The Bull-Brandon method uses the lichens to determine the ages and distribution of rockfall events over a large seismically active region. They show that regional synchronous rockfall events in New Zealand correlate closely in timing and size with the age, location, and magnitude of ten large historic earthquakes. By measuring the largest lichen on thousands of blocks or rock, they are able to date the times of many earthquake-generated rockfall events back to 1200 AD and older.

Locating and dating prehistoric earthquakes with this technique requires careful site selection and accurate calibration of lichen growth rates, Bull said. Sites must be selected to minimize the influence of snow avalanches and debris flows. Conditions like shade and wind that promote faster lichen growth must be factored into the growth rate.

Using lichens to date earthquake-generated landslides has several advantages to the traditional approach, the geologists said. Many radiocarbon dates of the past 300 years are of little value. Research by the University of Arizona Laboratory of Tree Ring Research has shown that the amount of radiocarbon in the atmosphere, which is produced by cosmic rays in the upper atmosphere, has varied greatly during the past three centuries.

Also, most radiocarbon dating of earthquakes requires accumulation of materials in depressions created next to fault scarps, but earthquake-generated landslides can occur hundreds of kilometers away from an earthquake epicenter. By measuring lichens in mountains that are sensitive to seismic shaking, geologists can study distant earthquakes. These include great subduction zone earthquakes beneath the sea, such as in the Pacific Northwest, and earthquakes caused by 'blind' thrust faults that never reach the surface to create a fault scarp." The Northridge, California, earthquake of January 1994 is an example of an earthquake on a blind thrust fault.

Bull and Brandon actually map the nature of seismic shaking associated with either historic or prehistoric earthquakes according to the decreasing abundance of rockfalls away from an earthquake epicenter. Brandon notes that lichenometry ages are precise to about 10 to 20 years for earthquakes that have occurred within the past thousand years, whereas radiocarbon dates are precise to about 40 years.

Application of the Bull-Brandon method has already changed the outlook for earthquakes on two major fault zones. Bull's work on regional rockfall events generated by the San Andreas fault northeast of Los Angeles identified a 1690 earthquake. Geologists using conventional radiocarbon dating technique missed the 1690 earthquake at the classic Pallett Creek site because no deposits of wood or other organic matter had accumulated in layers of earth above or below the disturbed horizon.

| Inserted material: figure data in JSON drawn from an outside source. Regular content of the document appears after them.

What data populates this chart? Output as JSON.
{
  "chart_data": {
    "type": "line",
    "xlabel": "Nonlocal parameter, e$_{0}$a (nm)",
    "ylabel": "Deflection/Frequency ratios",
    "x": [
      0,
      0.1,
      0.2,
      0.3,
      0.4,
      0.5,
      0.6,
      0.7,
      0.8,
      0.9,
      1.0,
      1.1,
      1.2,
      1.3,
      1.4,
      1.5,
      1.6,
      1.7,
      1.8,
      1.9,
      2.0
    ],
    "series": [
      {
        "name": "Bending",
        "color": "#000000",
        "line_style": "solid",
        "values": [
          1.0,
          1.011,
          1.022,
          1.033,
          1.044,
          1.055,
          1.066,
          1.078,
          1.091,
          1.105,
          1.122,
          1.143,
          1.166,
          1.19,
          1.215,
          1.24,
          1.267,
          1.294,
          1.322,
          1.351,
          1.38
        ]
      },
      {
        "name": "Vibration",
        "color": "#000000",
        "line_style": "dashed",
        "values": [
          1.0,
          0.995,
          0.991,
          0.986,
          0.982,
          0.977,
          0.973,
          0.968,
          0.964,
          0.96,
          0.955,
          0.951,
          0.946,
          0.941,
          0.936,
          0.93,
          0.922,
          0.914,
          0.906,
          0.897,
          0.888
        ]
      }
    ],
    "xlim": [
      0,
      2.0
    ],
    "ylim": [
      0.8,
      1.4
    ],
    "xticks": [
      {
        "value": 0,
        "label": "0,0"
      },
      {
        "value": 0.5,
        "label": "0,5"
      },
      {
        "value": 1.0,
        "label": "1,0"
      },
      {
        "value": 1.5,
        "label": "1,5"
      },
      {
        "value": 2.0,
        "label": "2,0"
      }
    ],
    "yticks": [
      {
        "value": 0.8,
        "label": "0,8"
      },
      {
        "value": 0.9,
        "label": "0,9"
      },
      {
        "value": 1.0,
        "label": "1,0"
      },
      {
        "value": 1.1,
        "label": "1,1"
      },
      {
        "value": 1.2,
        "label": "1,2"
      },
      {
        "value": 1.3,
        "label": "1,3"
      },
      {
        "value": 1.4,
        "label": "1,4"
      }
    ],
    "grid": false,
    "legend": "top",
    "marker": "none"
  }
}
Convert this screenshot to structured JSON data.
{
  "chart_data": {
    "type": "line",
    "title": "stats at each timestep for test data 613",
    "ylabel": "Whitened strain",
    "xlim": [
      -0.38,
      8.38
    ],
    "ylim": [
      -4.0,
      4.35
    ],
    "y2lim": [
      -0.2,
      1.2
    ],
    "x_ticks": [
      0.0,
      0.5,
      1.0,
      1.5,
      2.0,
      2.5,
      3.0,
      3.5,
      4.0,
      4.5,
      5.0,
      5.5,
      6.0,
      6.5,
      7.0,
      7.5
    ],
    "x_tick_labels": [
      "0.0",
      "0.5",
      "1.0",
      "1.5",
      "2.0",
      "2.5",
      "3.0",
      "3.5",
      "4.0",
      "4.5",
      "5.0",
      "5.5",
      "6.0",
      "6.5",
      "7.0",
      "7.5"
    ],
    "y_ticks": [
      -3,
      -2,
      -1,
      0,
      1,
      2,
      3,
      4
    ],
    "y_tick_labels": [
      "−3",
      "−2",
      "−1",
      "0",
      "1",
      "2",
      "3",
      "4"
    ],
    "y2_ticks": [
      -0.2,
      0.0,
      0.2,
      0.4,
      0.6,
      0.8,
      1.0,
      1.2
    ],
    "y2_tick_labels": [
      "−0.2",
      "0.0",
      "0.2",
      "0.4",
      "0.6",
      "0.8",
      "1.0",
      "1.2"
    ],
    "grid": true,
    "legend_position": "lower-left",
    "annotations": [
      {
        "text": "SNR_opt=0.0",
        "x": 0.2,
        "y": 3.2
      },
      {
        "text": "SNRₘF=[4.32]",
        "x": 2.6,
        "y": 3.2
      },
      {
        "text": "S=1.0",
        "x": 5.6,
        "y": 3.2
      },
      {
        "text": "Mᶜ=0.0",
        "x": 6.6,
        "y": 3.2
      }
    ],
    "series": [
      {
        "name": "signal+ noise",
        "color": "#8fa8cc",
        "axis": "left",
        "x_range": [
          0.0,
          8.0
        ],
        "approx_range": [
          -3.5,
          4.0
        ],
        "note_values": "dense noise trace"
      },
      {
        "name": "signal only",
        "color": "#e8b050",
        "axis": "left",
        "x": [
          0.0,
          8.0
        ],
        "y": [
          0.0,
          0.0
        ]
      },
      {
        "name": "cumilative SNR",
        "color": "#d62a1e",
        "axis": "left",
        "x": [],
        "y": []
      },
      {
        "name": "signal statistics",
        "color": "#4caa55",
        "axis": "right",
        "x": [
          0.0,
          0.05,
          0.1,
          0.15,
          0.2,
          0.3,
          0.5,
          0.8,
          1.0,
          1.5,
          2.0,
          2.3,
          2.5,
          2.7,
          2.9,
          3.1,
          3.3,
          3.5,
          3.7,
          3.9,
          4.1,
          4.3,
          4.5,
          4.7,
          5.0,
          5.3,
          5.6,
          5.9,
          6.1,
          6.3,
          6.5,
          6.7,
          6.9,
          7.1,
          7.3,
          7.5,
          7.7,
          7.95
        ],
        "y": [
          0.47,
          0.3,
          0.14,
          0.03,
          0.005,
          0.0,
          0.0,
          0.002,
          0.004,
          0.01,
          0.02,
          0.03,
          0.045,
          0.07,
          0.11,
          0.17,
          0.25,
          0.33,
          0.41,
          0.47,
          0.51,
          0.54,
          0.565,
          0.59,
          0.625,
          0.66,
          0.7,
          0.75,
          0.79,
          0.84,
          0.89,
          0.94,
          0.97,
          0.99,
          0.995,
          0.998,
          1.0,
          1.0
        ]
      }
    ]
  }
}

The lichen study bolsters other seismologists who argue that earthquakes along the San Andreas fault have occurred more regularly than previously thought and that the next "big one" may come sooner than supposed.

Prehistoric earthquakes on the Alpine fault in New Zealand appear to have occurred about every 260 years, with the most recent major earthquake about 248 years ago. The lichen dates agree with radiocarbon dates and other scientific evidence such as forest disturbance events. Bull and New Zealand colleagues say this regular occurrence of earthquakes cannot be used as a forecast, but it does suggest a high probability for a major earthquake in the South Island of New Zealand in the next two decades.